Unter Weihnachtsbäumen: Geschenktipps aus der Redaktion : Zierkürbisköpfig
Arne Bellstorf: „acht, neun, zehn“. Reprodukt. Berlin 2005, 93 S., 13 Euro
Die Koniferen in der Siedlung sind gestutzt, auf dem Bürgersteig liegt ein kreidiges „Himmel und Hölle“ in der Sonne: Sommerferien im Einfamilienhaus-Suburbia, alles ganz furchtbar deutschnormal, und Christoph ist nicht in Urlaub gefahren. Seine Mutter giggelt über der Hecke mit der Nachbarin oder packt ihm Pizzen in die Tiefkühltruhe, wenn sie sich wieder mal in Hotels mit fremden Männern oder seinem weggelaufenen Vater trifft. Nach den Ferien wartet auf Christoph ein zweites Jahr in der zehnten Klasse. Noch dazu mit einer astreinen Pubertät am Hals hängt er rum in diesem doppelten Dazwischen, kauft Videospiele, schlurft von der Konsole zum Bett und wird von anderen Jungs Sachen gefragt wie: „Hast du schon den ersten Endgegner geschafft?“ Dann aber lernt er Miriam kennen.
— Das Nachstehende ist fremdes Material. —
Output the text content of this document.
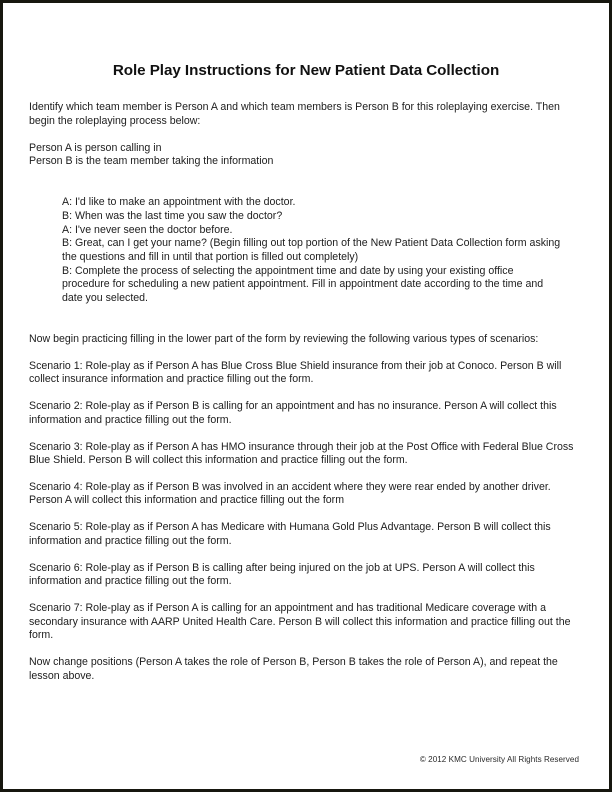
Role Play Instructions for New Patient Data Collection

Identify which team member is Person A and which team members is Person B for this roleplaying exercise. Then begin the roleplaying process below:

Person A is person calling in

Person B is the team member taking the information

A: I'd like to make an appointment with the doctor.

B: When was the last time you saw the doctor?

A: I've never seen the doctor before.

B: Great, can I get your name? (Begin filling out top portion of the New Patient Data Collection form asking the questions and fill in until that portion is filled out completely)

B: Complete the process of selecting the appointment time and date by using your existing office procedure for scheduling a new patient appointment. Fill in appointment date according to the time and date you selected.

Now begin practicing filling in the lower part of the form by reviewing the following various types of scenarios:

Scenario 1: Role-play as if Person A has Blue Cross Blue Shield insurance from their job at Conoco. Person B will collect insurance information and practice filling out the form.

Scenario 2: Role-play as if Person B is calling for an appointment and has no insurance. Person A will collect this information and practice filling out the form.

Scenario 3: Role-play as if Person A has HMO insurance through their job at the Post Office with Federal Blue Cross Blue Shield. Person B will collect this information and practice filling out the form.

Scenario 4: Role-play as if Person B was involved in an accident where they were rear ended by another driver. Person A will collect this information and practice filling out the form

Scenario 5: Role-play as if Person A has Medicare with Humana Gold Plus Advantage. Person B will collect this information and practice filling out the form.

Scenario 6: Role-play as if Person B is calling after being injured on the job at UPS. Person A will collect this information and practice filling out the form.

Scenario 7: Role-play as if Person A is calling for an appointment and has traditional Medicare coverage with a secondary insurance with AARP United Health Care. Person B will collect this information and practice filling out the form.

Now change positions (Person A takes the role of Person B, Person B takes the role of Person A), and repeat the lesson above.

© 2012 KMC University All Rights Reserved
Der 26-jährige Hamburger Arne Bellstorf macht mit seinem ersten Reprodukt-Comicband „acht, neun, zehn“ in Sachen lakonischer Treffsicherheit dem Lieblingszeichner Daniel Clowes („Ghost World“, „David Boring“) Konkurrenz. Wie Christoph halslos das Gesicht aus den hängenden Schultern wächst, wie die Ohren irgendwo ganz weit hinten unten am Zierkürbiskopf sitzen und wie cool gleichgültig und doch unsicher sein Körper durch die hingezirkelte Vorortwelt und den versuchsweisen sexuellen Erstkontakt mäandert: Das ist so zurückhaltend zärtlich in Schwarzweißpanels gegossen, so ungekünstelt wortarm gelassen, so ohne Bombast perspektivenreich und in seiner unbeholfen britzelnden Langeweile-Überwindungssehnsucht so schmerzlich schön bekannt. Da sagt man nicht an einer Stelle milde lächelnd: Ach ja, damals … Da sagt man: Genau! Und: Super!